As the case against FTX founder Sam Bankman-Fried continues, new developments have emerged. According to recent court documents, FTX chief Sam Bankman-Fried and the company’s co-founder borrowed hundreds of millions of dollars from his sister company Alameda Research in order to buy shares of a popular trading app, Robinhood Markets (HOOD).
According to the affidavit filed in Caribbean court before the arrest earlier this month, SBF said he and co-founder Gary Wang borrowed a total of $546 million from Alameda. Later, they used that money to capitalize Emergent Fidelity Technologies Ltd. This is a shell company that bought a 7.6 percent stake in Robinhood in May 2022.

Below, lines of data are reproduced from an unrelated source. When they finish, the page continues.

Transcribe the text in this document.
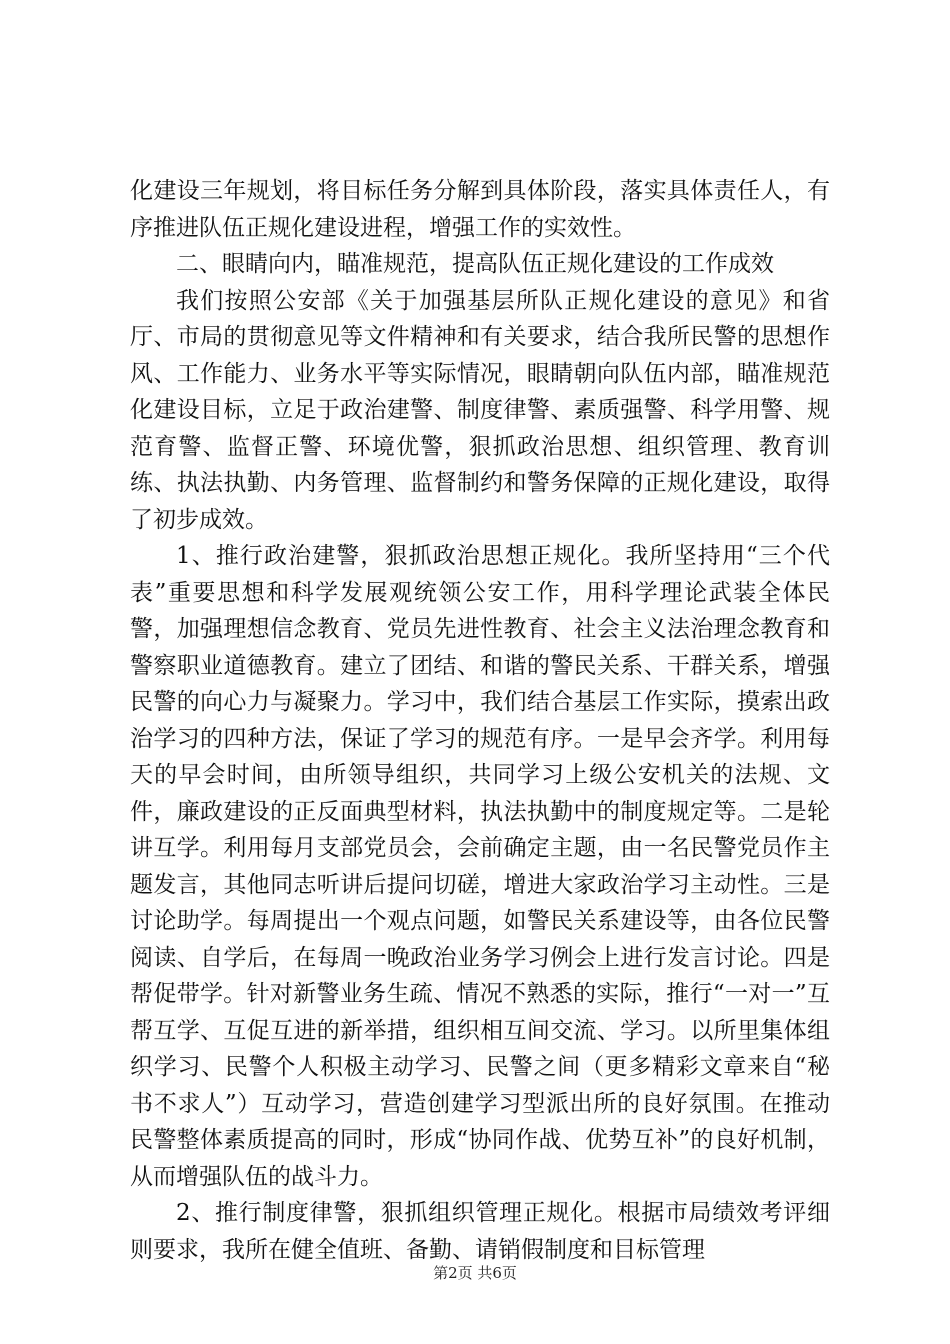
化建设三年规划，将目标任务分解到具体阶段，落实具体责任人，有序推进队伍正规化建设进程，增强工作的实效性。

二、眼睛向内，瞄准规范，提高队伍正规化建设的工作成效

我们按照公安部《关于加强基层所队正规化建设的意见》和省厅、市局的贯彻意见等文件精神和有关要求，结合我所民警的思想作风、工作能力、业务水平等实际情况，眼睛朝向队伍内部，瞄准规范化建设目标，立足于政治建警、制度律警、素质强警、科学用警、规范育警、监督正警、环境优警，狠抓政治思想、组织管理、教育训练、执法执勤、内务管理、监督制约和警务保障的正规化建设，取得了初步成效。

1、推行政治建警，狠抓政治思想正规化。我所坚持用“三个代表”重要思想和科学发展观统领公安工作，用科学理论武装全体民警，加强理想信念教育、党员先进性教育、社会主义法治理念教育和警察职业道德教育。建立了团结、和谐的警民关系、干群关系，增强民警的向心力与凝聚力。学习中，我们结合基层工作实际，摸索出政治学习的四种方法，保证了学习的规范有序。一是早会齐学。利用每天的早会时间，由所领导组织，共同学习上级公安机关的法规、文件，廉政建设的正反面典型材料，执法执勤中的制度规定等。二是轮讲互学。利用每月支部党员会，会前确定主题，由一名民警党员作主题发言，其他同志听讲后提问切磋，增进大家政治学习主动性。三是讨论助学。每周提出一个观点问题，如警民关系建设等，由各位民警阅读、自学后，在每周一晚政治业务学习例会上进行发言讨论。四是帮促带学。针对新警业务生疏、情况不熟悉的实际，推行“一对一”互帮互学、互促互进的新举措，组织相互间交流、学习。以所里集体组织学习、民警个人积极主动学习、民警之间（更多精彩文章来自“秘书不求人”）互动学习，营造创建学习型派出所的良好氛围。在推动民警整体素质提高的同时，形成“协同作战、优势互补”的良好机制，从而增强队伍的战斗力。

2、推行制度律警，狠抓组织管理正规化。根据市局绩效考评细则要求，我所在健全值班、备勤、请销假制度和目标管理

第2页 共6页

This affidavit opens new doors in the race to claim Robinhood’s 56 million shares. In addition to Sam Bankman-Fried, crypto-currency lender BlockFi and FTX Group are also trying to claim the shares, which could likely be worth $440 million today.
After the FTX episode, crypto lender BlockFi faced significant liquidity issues and had to file for bankruptcy. In addition, the crypto-currency lender also filed a lawsuit against Sam Bankman-Fried for his claim to Robinhood shares.
New judge takes on SBF fraud case
Citing a court document, Reuters reports that the criminal case against FTX CEO Sam Bankman-Fried has been assigned to U.S. Judge Lewis Kaplan. Judge Kaplan was also in charge of overseeing the high-profile defamation lawsuits against former U.S. President Donald Trump.
The decision comes as former judge appointee Ronnie Abrams was forced to withdraw from the FTX case, as her husband is a partner at the law firm Davis Polk & Wardwell, which had advised FTX in 2021. In a filing last Friday, Ronnie Abrams said:
“My husband had no involvement in any of these representations. Nevertheless, to avoid any possible conflict, or the appearance of a conflict, the Court hereby recuses itself from this action.”
U.S. DoJ launches investigation into FTX hacking
The U.S. Department of Justice is now investigating the $400 million hack that occurred just hours after the company filed for Chapter 11 bankruptcy last month. Bloomberg was the first to report the news, citing an unidentified source.
The collapse of crypto-currency exchange FTX was one of the biggest mishaps in crypto history. U.S. authorities have accused it of committing or conspiring to commit fraud, money laundering and conspiring to defraud U.S. investors.